Selbstmordrisiko ist bei Jugendlichen nachts am größten

Amerikanische Forschungsergebnisse zeigen, dass das Suizidrisiko bei jungen Menschen einem tageszeitlichen Muster zu folgen scheint und nachts zunimmt.

In einer Umfrage unter psychiatrisch hospitalisierten Jugendlichen gaben mehr als die Hälfte der Teilnehmer*innen an, dass ihr letzter Selbstmordversuch abends und nachts stattgefunden habe. Der Studie zufolge deutet die tageszeitliche Variation der Suizidgedanken auf die Notwendigkeit einer verstärkten Unterstützung in den späteren Stunden des Tages hin, um das Suizidrisiko junger Menschen zu senken. Selbstmordgedanken und -versuche sind demnach morgens anscheinend am niedrigsten und abends am höchsten, insbesondere bei Jugendlichen, die zu selbstkritischem Grübeln neigen.
Die Ergebnisse wurden in der auf der Jahrestagung der Associated Professional Sleep Societies vorgestellt.

Gedanken an Selbstmord können suizidales Verhalten vorhersagen, und „alarmierenderweise“ haben sowohl Suizidgedanken als auch suizidales Verhalten zugenommen, betonte die leitende Forscherin Dr. Anastacia Kudinova, PhD, von der Alpert Medical School der Brown University in Providence (Bundesstaates Rhode Island). „Es besteht ein dringender Bedarf, […] Risikofaktoren für Suizid zu beschreiben, sodass wir feststellen können, wer innerhalb von Wochen, Tagen oder sogar Stunden ein höheres Suizidrisiko hat“, erklärte sie.

Die Wissenschaftler*innen befragten 165 Jugendliche im Alter von 11 bis 18 Jahren (72% weiblich), die stationär in einer psychiatrischen Klinik behandelt wurden, nach der Tageszeit ihres letzten Selbstmordversuchs.
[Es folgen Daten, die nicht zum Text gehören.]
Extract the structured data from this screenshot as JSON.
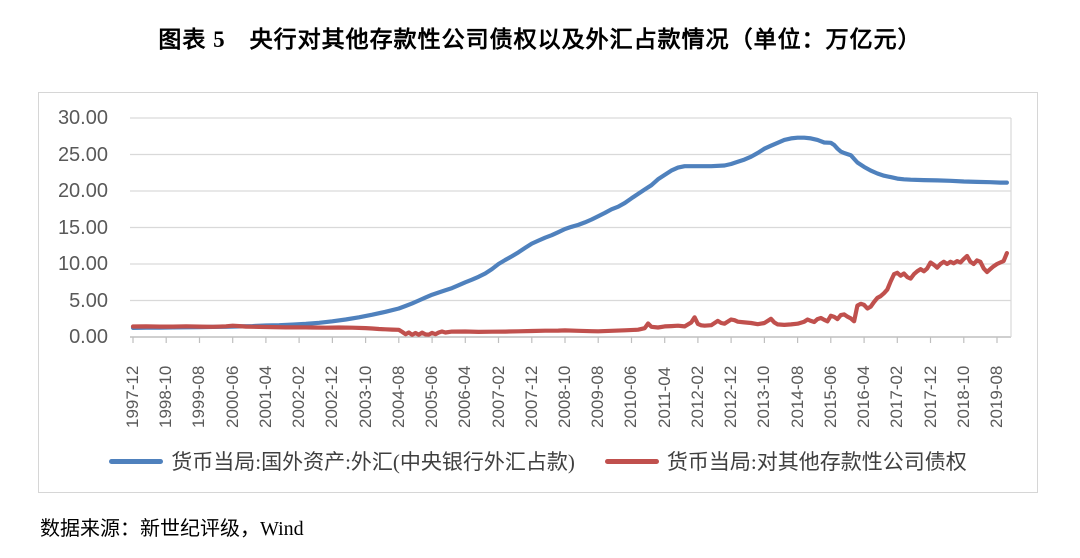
{
  "title": "图表 5　央行对其他存款性公司债权以及外汇占款情况（单位：万亿元）",
  "source": "数据来源：新世纪评级，Wind",
  "colors": {
    "series_blue": "#4F81BD",
    "series_red": "#C0504D",
    "grid": "#D9D9D9",
    "axis": "#BFBFBF",
    "tick_label": "#595959",
    "legend_text": "#3F3F3F"
  },
  "chart_data": {
    "type": "line",
    "title": "央行对其他存款性公司债权以及外汇占款情况",
    "unit": "万亿元",
    "grid": "horizontal",
    "legend_position": "bottom",
    "ylim": [
      0,
      30
    ],
    "y_ticks": [
      0,
      5,
      10,
      15,
      20,
      25,
      30
    ],
    "y_tick_labels": [
      "0.00",
      "5.00",
      "10.00",
      "15.00",
      "20.00",
      "25.00",
      "30.00"
    ],
    "x_start": "1997-12",
    "x_tick_interval_months": 10,
    "x_tick_labels": [
      "1997-12",
      "1998-10",
      "1999-08",
      "2000-06",
      "2001-04",
      "2002-02",
      "2002-12",
      "2003-10",
      "2004-08",
      "2005-06",
      "2006-04",
      "2007-02",
      "2007-12",
      "2008-10",
      "2009-08",
      "2010-06",
      "2011-04",
      "2012-02",
      "2012-12",
      "2013-10",
      "2014-08",
      "2015-06",
      "2016-04",
      "2017-02",
      "2017-12",
      "2018-10",
      "2019-08"
    ],
    "series": [
      {
        "name": "货币当局:国外资产:外汇(中央银行外汇占款)",
        "color": "#4F81BD",
        "points_x_months_from_start": true,
        "points": [
          [
            0,
            1.25
          ],
          [
            4,
            1.27
          ],
          [
            8,
            1.29
          ],
          [
            12,
            1.31
          ],
          [
            16,
            1.33
          ],
          [
            20,
            1.36
          ],
          [
            24,
            1.38
          ],
          [
            28,
            1.4
          ],
          [
            32,
            1.45
          ],
          [
            36,
            1.5
          ],
          [
            40,
            1.57
          ],
          [
            44,
            1.62
          ],
          [
            48,
            1.7
          ],
          [
            52,
            1.8
          ],
          [
            56,
            1.95
          ],
          [
            60,
            2.15
          ],
          [
            64,
            2.4
          ],
          [
            68,
            2.7
          ],
          [
            72,
            3.05
          ],
          [
            76,
            3.45
          ],
          [
            80,
            3.9
          ],
          [
            82,
            4.25
          ],
          [
            84,
            4.6
          ],
          [
            86,
            5.0
          ],
          [
            88,
            5.4
          ],
          [
            90,
            5.8
          ],
          [
            92,
            6.1
          ],
          [
            94,
            6.4
          ],
          [
            96,
            6.7
          ],
          [
            98,
            7.1
          ],
          [
            100,
            7.5
          ],
          [
            102,
            7.85
          ],
          [
            104,
            8.25
          ],
          [
            106,
            8.7
          ],
          [
            108,
            9.3
          ],
          [
            110,
            10.0
          ],
          [
            112,
            10.55
          ],
          [
            114,
            11.05
          ],
          [
            116,
            11.6
          ],
          [
            118,
            12.2
          ],
          [
            120,
            12.8
          ],
          [
            122,
            13.2
          ],
          [
            124,
            13.6
          ],
          [
            126,
            13.95
          ],
          [
            128,
            14.35
          ],
          [
            130,
            14.8
          ],
          [
            132,
            15.1
          ],
          [
            134,
            15.35
          ],
          [
            136,
            15.7
          ],
          [
            138,
            16.1
          ],
          [
            140,
            16.55
          ],
          [
            142,
            17.0
          ],
          [
            144,
            17.5
          ],
          [
            146,
            17.85
          ],
          [
            148,
            18.35
          ],
          [
            150,
            19.0
          ],
          [
            152,
            19.6
          ],
          [
            154,
            20.2
          ],
          [
            156,
            20.8
          ],
          [
            158,
            21.6
          ],
          [
            160,
            22.2
          ],
          [
            162,
            22.8
          ],
          [
            164,
            23.2
          ],
          [
            166,
            23.4
          ],
          [
            170,
            23.4
          ],
          [
            174,
            23.4
          ],
          [
            178,
            23.5
          ],
          [
            180,
            23.7
          ],
          [
            182,
            24.0
          ],
          [
            184,
            24.3
          ],
          [
            186,
            24.7
          ],
          [
            188,
            25.2
          ],
          [
            190,
            25.8
          ],
          [
            192,
            26.2
          ],
          [
            194,
            26.6
          ],
          [
            196,
            27.0
          ],
          [
            198,
            27.2
          ],
          [
            200,
            27.3
          ],
          [
            202,
            27.3
          ],
          [
            204,
            27.2
          ],
          [
            206,
            27.0
          ],
          [
            208,
            26.65
          ],
          [
            210,
            26.6
          ],
          [
            211,
            26.3
          ],
          [
            212,
            25.8
          ],
          [
            213,
            25.4
          ],
          [
            214,
            25.2
          ],
          [
            216,
            24.9
          ],
          [
            217,
            24.4
          ],
          [
            218,
            23.9
          ],
          [
            220,
            23.3
          ],
          [
            222,
            22.8
          ],
          [
            224,
            22.4
          ],
          [
            226,
            22.1
          ],
          [
            228,
            21.9
          ],
          [
            230,
            21.7
          ],
          [
            232,
            21.6
          ],
          [
            234,
            21.55
          ],
          [
            238,
            21.5
          ],
          [
            242,
            21.45
          ],
          [
            246,
            21.4
          ],
          [
            250,
            21.3
          ],
          [
            254,
            21.25
          ],
          [
            258,
            21.2
          ],
          [
            261,
            21.15
          ],
          [
            263,
            21.15
          ]
        ]
      },
      {
        "name": "货币当局:对其他存款性公司债权",
        "color": "#C0504D",
        "points_x_months_from_start": true,
        "points": [
          [
            0,
            1.44
          ],
          [
            4,
            1.45
          ],
          [
            8,
            1.42
          ],
          [
            12,
            1.43
          ],
          [
            16,
            1.47
          ],
          [
            20,
            1.43
          ],
          [
            24,
            1.4
          ],
          [
            28,
            1.46
          ],
          [
            30,
            1.55
          ],
          [
            32,
            1.5
          ],
          [
            34,
            1.43
          ],
          [
            38,
            1.38
          ],
          [
            42,
            1.35
          ],
          [
            46,
            1.31
          ],
          [
            50,
            1.33
          ],
          [
            54,
            1.3
          ],
          [
            58,
            1.28
          ],
          [
            62,
            1.3
          ],
          [
            66,
            1.27
          ],
          [
            70,
            1.22
          ],
          [
            72,
            1.16
          ],
          [
            74,
            1.1
          ],
          [
            76,
            1.06
          ],
          [
            78,
            1.02
          ],
          [
            80,
            0.98
          ],
          [
            81,
            0.7
          ],
          [
            82,
            0.38
          ],
          [
            83,
            0.62
          ],
          [
            84,
            0.3
          ],
          [
            85,
            0.55
          ],
          [
            86,
            0.32
          ],
          [
            87,
            0.6
          ],
          [
            88,
            0.36
          ],
          [
            89,
            0.32
          ],
          [
            90,
            0.56
          ],
          [
            91,
            0.38
          ],
          [
            92,
            0.62
          ],
          [
            93,
            0.76
          ],
          [
            94,
            0.62
          ],
          [
            96,
            0.74
          ],
          [
            100,
            0.76
          ],
          [
            104,
            0.7
          ],
          [
            108,
            0.72
          ],
          [
            112,
            0.74
          ],
          [
            116,
            0.78
          ],
          [
            120,
            0.82
          ],
          [
            124,
            0.86
          ],
          [
            128,
            0.88
          ],
          [
            130,
            0.9
          ],
          [
            134,
            0.85
          ],
          [
            138,
            0.8
          ],
          [
            140,
            0.78
          ],
          [
            144,
            0.85
          ],
          [
            148,
            0.92
          ],
          [
            152,
            1.0
          ],
          [
            154,
            1.2
          ],
          [
            155,
            1.85
          ],
          [
            156,
            1.4
          ],
          [
            158,
            1.3
          ],
          [
            160,
            1.45
          ],
          [
            162,
            1.5
          ],
          [
            164,
            1.55
          ],
          [
            166,
            1.45
          ],
          [
            168,
            2.0
          ],
          [
            169,
            2.7
          ],
          [
            170,
            1.8
          ],
          [
            171,
            1.6
          ],
          [
            172,
            1.55
          ],
          [
            174,
            1.62
          ],
          [
            176,
            2.2
          ],
          [
            177,
            1.92
          ],
          [
            178,
            1.82
          ],
          [
            180,
            2.4
          ],
          [
            181,
            2.3
          ],
          [
            182,
            2.1
          ],
          [
            184,
            2.0
          ],
          [
            186,
            1.92
          ],
          [
            188,
            1.76
          ],
          [
            190,
            1.92
          ],
          [
            192,
            2.5
          ],
          [
            193,
            2.0
          ],
          [
            194,
            1.72
          ],
          [
            196,
            1.66
          ],
          [
            198,
            1.72
          ],
          [
            200,
            1.82
          ],
          [
            202,
            2.1
          ],
          [
            203,
            2.4
          ],
          [
            204,
            2.2
          ],
          [
            205,
            2.05
          ],
          [
            206,
            2.45
          ],
          [
            207,
            2.6
          ],
          [
            208,
            2.35
          ],
          [
            209,
            2.15
          ],
          [
            210,
            2.9
          ],
          [
            211,
            2.75
          ],
          [
            212,
            2.45
          ],
          [
            213,
            3.0
          ],
          [
            214,
            3.1
          ],
          [
            215,
            2.8
          ],
          [
            216,
            2.55
          ],
          [
            217,
            2.15
          ],
          [
            218,
            4.3
          ],
          [
            219,
            4.55
          ],
          [
            220,
            4.4
          ],
          [
            221,
            3.9
          ],
          [
            222,
            4.15
          ],
          [
            223,
            4.8
          ],
          [
            224,
            5.35
          ],
          [
            225,
            5.6
          ],
          [
            226,
            6.0
          ],
          [
            227,
            6.5
          ],
          [
            228,
            7.6
          ],
          [
            229,
            8.6
          ],
          [
            230,
            8.8
          ],
          [
            231,
            8.4
          ],
          [
            232,
            8.7
          ],
          [
            233,
            8.2
          ],
          [
            234,
            8.0
          ],
          [
            235,
            8.6
          ],
          [
            236,
            9.0
          ],
          [
            237,
            9.3
          ],
          [
            238,
            9.0
          ],
          [
            239,
            9.4
          ],
          [
            240,
            10.2
          ],
          [
            241,
            9.9
          ],
          [
            242,
            9.5
          ],
          [
            243,
            10.0
          ],
          [
            244,
            10.3
          ],
          [
            245,
            10.0
          ],
          [
            246,
            10.3
          ],
          [
            247,
            10.1
          ],
          [
            248,
            10.4
          ],
          [
            249,
            10.2
          ],
          [
            250,
            10.7
          ],
          [
            251,
            11.1
          ],
          [
            252,
            10.3
          ],
          [
            253,
            10.0
          ],
          [
            254,
            10.5
          ],
          [
            255,
            10.3
          ],
          [
            256,
            9.4
          ],
          [
            257,
            8.9
          ],
          [
            258,
            9.3
          ],
          [
            259,
            9.7
          ],
          [
            260,
            10.0
          ],
          [
            261,
            10.2
          ],
          [
            262,
            10.4
          ],
          [
            263,
            11.5
          ]
        ]
      }
    ]
  }
}
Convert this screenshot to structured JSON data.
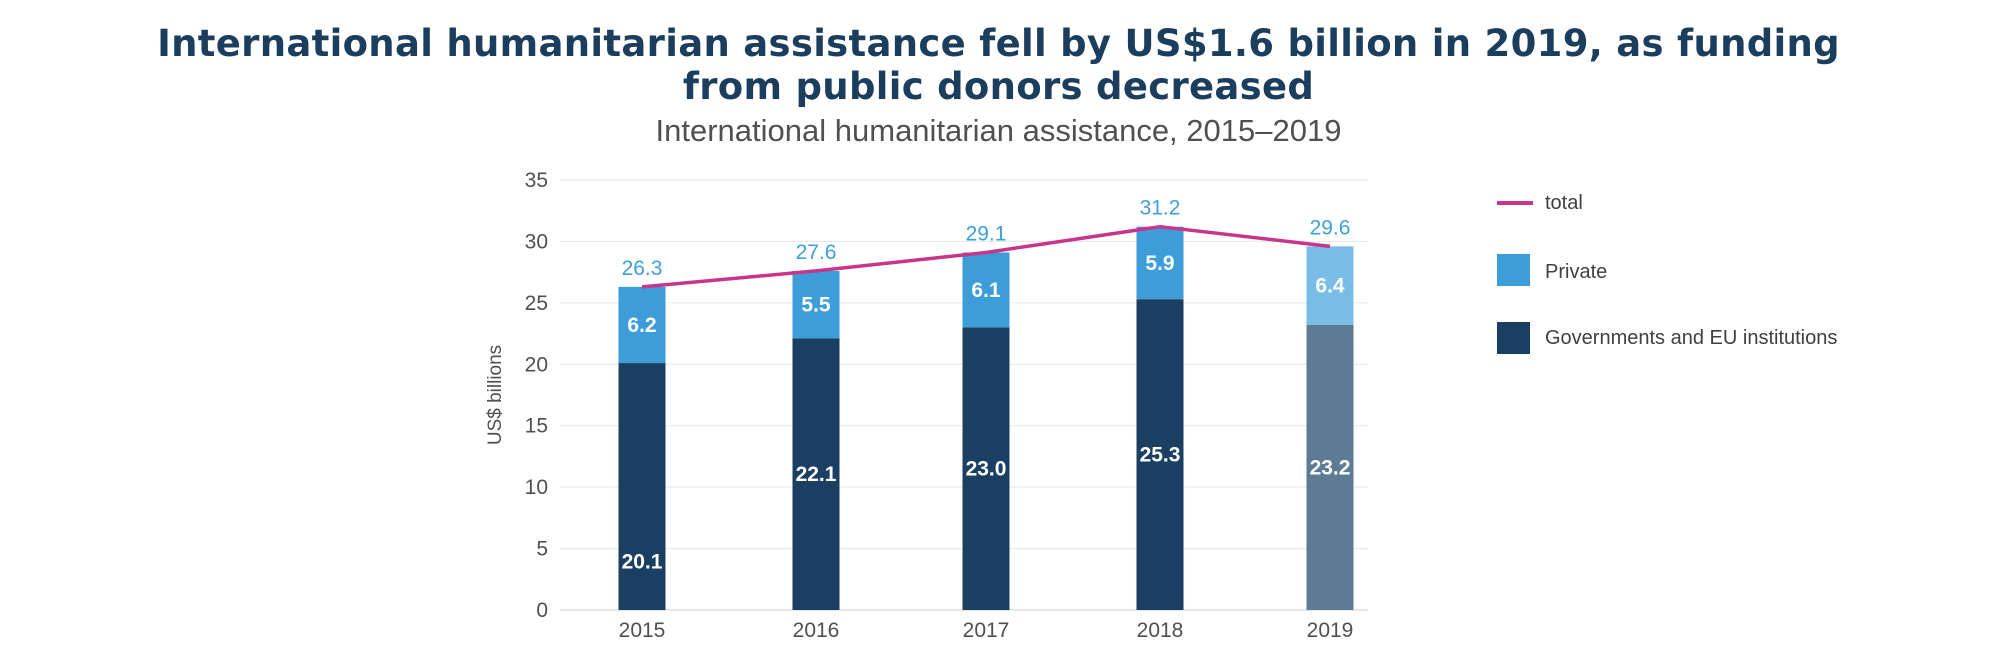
{
  "header": {
    "title_line1": "International humanitarian assistance fell by US$1.6 billion in 2019, as funding",
    "title_line2": "from public donors decreased",
    "subtitle": "International humanitarian assistance, 2015–2019"
  },
  "chart_data": {
    "type": "bar",
    "stacked": true,
    "categories": [
      "2015",
      "2016",
      "2017",
      "2018",
      "2019"
    ],
    "series": [
      {
        "name": "Governments and EU institutions",
        "values": [
          20.1,
          22.1,
          23.0,
          25.3,
          23.2
        ],
        "color": "#1b3f62",
        "color_last": "#5e7b95"
      },
      {
        "name": "Private",
        "values": [
          6.2,
          5.5,
          6.1,
          5.9,
          6.4
        ],
        "color": "#3d9dd9",
        "color_last": "#79bde6"
      },
      {
        "name": "total",
        "type": "line",
        "values": [
          26.3,
          27.6,
          29.1,
          31.2,
          29.6
        ],
        "color": "#c7358d"
      }
    ],
    "segment_labels": {
      "governments": [
        "20.1",
        "22.1",
        "23.0",
        "25.3",
        "23.2"
      ],
      "private": [
        "6.2",
        "5.5",
        "6.1",
        "5.9",
        "6.4"
      ],
      "total": [
        "26.3",
        "27.6",
        "29.1",
        "31.2",
        "29.6"
      ]
    },
    "ylabel": "US$ billions",
    "ylim": [
      0,
      35
    ],
    "yticks": [
      "0",
      "5",
      "10",
      "15",
      "20",
      "25",
      "30",
      "35"
    ],
    "grid": true,
    "legend_position": "right",
    "legend": [
      "total",
      "Private",
      "Governments and EU institutions"
    ]
  }
}
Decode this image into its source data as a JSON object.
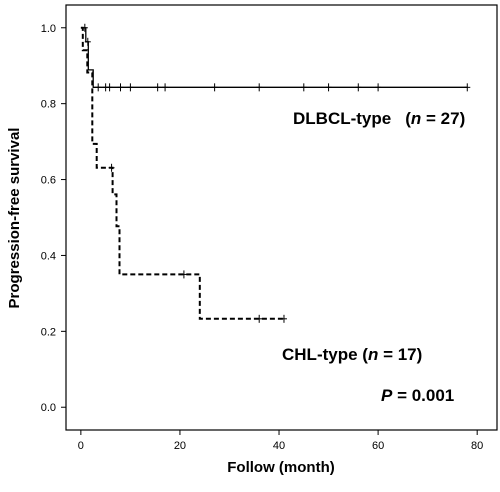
{
  "chart_data": {
    "type": "line",
    "chart_subtype": "kaplan-meier step curves with censor marks",
    "xlabel": "Follow (month)",
    "ylabel": "Progression-free survival",
    "xlim": [
      -3,
      84
    ],
    "ylim": [
      -0.06,
      1.06
    ],
    "x_ticks": [
      0,
      20,
      40,
      60,
      80
    ],
    "y_ticks": [
      0.0,
      0.2,
      0.4,
      0.6,
      0.8,
      1.0
    ],
    "grid": false,
    "series": [
      {
        "name": "DLBCL-type",
        "line_style": "solid",
        "steps": [
          [
            0,
            1.0
          ],
          [
            1,
            0.963
          ],
          [
            1.5,
            0.889
          ],
          [
            2.5,
            0.843
          ],
          [
            78,
            0.843
          ]
        ],
        "censored": [
          [
            0.8,
            1.0
          ],
          [
            1.4,
            0.963
          ],
          [
            3.5,
            0.843
          ],
          [
            5,
            0.843
          ],
          [
            5.8,
            0.843
          ],
          [
            8,
            0.843
          ],
          [
            10,
            0.843
          ],
          [
            15.5,
            0.843
          ],
          [
            17,
            0.843
          ],
          [
            27,
            0.843
          ],
          [
            36,
            0.843
          ],
          [
            45,
            0.843
          ],
          [
            50,
            0.843
          ],
          [
            56,
            0.843
          ],
          [
            60,
            0.843
          ],
          [
            78,
            0.843
          ]
        ]
      },
      {
        "name": "CHL-type",
        "line_style": "dashed",
        "steps": [
          [
            0,
            1.0
          ],
          [
            0.4,
            0.941
          ],
          [
            1.3,
            0.882
          ],
          [
            2.3,
            0.694
          ],
          [
            3.2,
            0.631
          ],
          [
            6.4,
            0.561
          ],
          [
            7.2,
            0.477
          ],
          [
            7.8,
            0.35
          ],
          [
            22,
            0.35
          ],
          [
            24,
            0.233
          ],
          [
            41,
            0.233
          ]
        ],
        "censored": [
          [
            6.2,
            0.631
          ],
          [
            20.8,
            0.35
          ],
          [
            36,
            0.233
          ],
          [
            41,
            0.233
          ]
        ]
      }
    ]
  },
  "annotations": {
    "dlbcl_name": "DLBCL-type",
    "dlbcl_open": "(",
    "dlbcl_n": "n",
    "dlbcl_count": " = 27)",
    "chl_name": "CHL-type (",
    "chl_n": "n",
    "chl_count": " = 17)",
    "p_label": "P",
    "p_value": " = 0.001"
  }
}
Mehr als die Hälfte (58%) gab an, dass dies abends und nachts geschah, bei mehr als einem Drittel erfolgte der Versuch tagsüber (35%) und bei nur wenigen morgens (7%).

Kritisches Zeitfenster

Dr. Casey O’Brien, PsyD, Psychologin in der Abteilung für Psychiatrie am Irving Medical Center der Columbia University, New York, kommentierte, dass die Ergebnisse dieser Studie mit dem übereinstimmen, was sie in der Klinik beobachtet.

Jugendliche erzählten in Sitzungen oft, dass die „unstrukturierte Zeit der Nacht – insbesondere die Zeit, in der sie normalerweise ins Bett gehen sollten, aber irgendwie wach bleiben – für sie tendenziell eine sehr verletzliche Zeit sei“, berichtete Dr. O’Brien in einem Interview.

Dr. O’Brien leitet ein Verhaltenstherapie-Programm für junge Menschen mit psychischen Problemen an der Columbia University. Dr. O’Brien und Kolleg*innen versuchen dabei mit Jugendlichen Strategien zu entwickeln, die das Zubettgehen und Einschlafen erleichtern. Zu diesen Strategien kann gehören, vor dem Schlafengehen Zeit mit den Eltern zu verbringen, zu lesen oder in ihre Schlafenszeit Dinge einzubauen, die sie als beruhigend und entspannend empfinden, wie etwa eine längere Dusche zu nehmen oder bequeme Pyjamas anzuziehen, erklärte sie. „Wir arbeiten auch intensiv an Schlafhygienestrategien, um eine regelmäßige Schlafenszeit und einen konsistenten Schlaf-wach-Rhythmus zu erreichen“, sagte Dr. O’Brien.